FIG. 4 is a sectional view corresponding to FIG. 2, showing a shape of a weld metal formed by the welding of FIG. 3;

FIGS. 5A and 5B are cross-sectional views each showing another example of the sintered material welded joint of the present invention, which is different from the example shown in FIG. 2;

FIG. 6 is a sectional view of a welded portion after welding for explaining a method of measuring a welding result in the example of the present invention.
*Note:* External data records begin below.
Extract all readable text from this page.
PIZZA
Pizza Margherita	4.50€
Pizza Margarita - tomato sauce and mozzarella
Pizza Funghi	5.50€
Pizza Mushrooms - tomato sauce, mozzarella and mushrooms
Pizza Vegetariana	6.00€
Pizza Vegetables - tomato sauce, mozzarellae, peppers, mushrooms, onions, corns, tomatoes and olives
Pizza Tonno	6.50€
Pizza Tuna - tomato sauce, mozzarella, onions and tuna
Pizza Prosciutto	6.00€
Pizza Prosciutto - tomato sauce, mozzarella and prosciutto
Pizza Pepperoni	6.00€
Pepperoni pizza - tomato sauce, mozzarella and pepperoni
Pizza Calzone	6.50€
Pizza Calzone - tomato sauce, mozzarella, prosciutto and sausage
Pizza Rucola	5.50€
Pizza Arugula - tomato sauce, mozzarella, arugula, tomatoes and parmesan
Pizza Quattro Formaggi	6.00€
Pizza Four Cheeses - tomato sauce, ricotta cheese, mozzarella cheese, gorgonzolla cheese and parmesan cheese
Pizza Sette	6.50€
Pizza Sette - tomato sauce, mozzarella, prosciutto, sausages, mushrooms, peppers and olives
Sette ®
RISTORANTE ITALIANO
FIG. 7 is a graph showing a relationship between a distance y and a torch angle in FIG. 6;

FIG. 8 is a graph showing a relationship between a distance y and a torch target position in FIG. 6;

FIG. 9 is a diagram showing a range of appropriate welding conditions, which can be concluded from the data of FIGS. 7 and 8.

[Explanation of symbols]

1A Flange (Prior Art) 1B Flange (Invention) 2 Pipe 3A Weld Metal (Prior Art) 3B Weld Metal (Invention) 4 Welding Torch S1 Crack Origin (Prior Art) S2 Crack Origin (Invention) α Torch Angle β Taper angle a Thickness of joint at open end d Pipe thickness x Target position of torch (distance from pipe outer surface) y Distance between penetration depth and crack initiation position

 ────────────────────────────────────────────────── ─── Continuing from the front page (72) Inventor Takao Shimizu F-term (Reference) 4D001 AA03 BB08 CA03 CC03 4E081 AA08 BA32 CA08

Claims (6)

[Claims] In a welded joint made of a sintered body of a metal powder and welded to an end of a metal product to be connected to each other, when a crack is generated due to stress concentration after welding, the direction of growth is determined by welding. A sintered material welded joint having a shape that gives a welded portion toward the inside of a metal. 2. A crack formed due to stress concentration after welding at a groove formed from an end portion of a metal product connected to each other and a sintered material welded joint to be used by welding therewith. A groove of a sintered material welded joint having a groove shape that gives a welded portion such that a growth direction is directed toward the inside of a weld metal. 3. The welded joint of the sintered material according to claim 1 is combined with the end of a metal product connected to each other with the groove shape according to claim 2, and the angle and the target position of the welding torch are selected. A method for welding a joint, characterized in that when a crack is generated due to stress concentration after welding, penetration having a cross-sectional shape such that the direction of propagation is directed toward the inside of the weld metal is realized. 4. A stress concentration after welding obtained by welding the sintered material welded joint according to claim 1 to an end of a metal product connected to each other with the groove shape according to claim 2. A welded portion of a joint, having a cross-sectional shape such that when a crack occurs, the direction of growth is directed toward the inside of the weld metal. 5. A joint having a shape of a flange for connecting a pipe, wherein a groove portion is a tapered surface, an inclination angle (β) to a cross section of the tapered surface is 20 to 60 degrees, and The sintered material welded joint according to claim 1, wherein the thickness (a) of the joint at the distal end portion is within 1.5 times the wall thickness (d) of the pipe. 6. A welding portion having a cross-sectional shape according to claim 3 is secured by previously tanning a groove portion of the joint before welding the joint to the metal product to provide a fusion portion. The welding method according to claim 3, wherein the welding method is performed.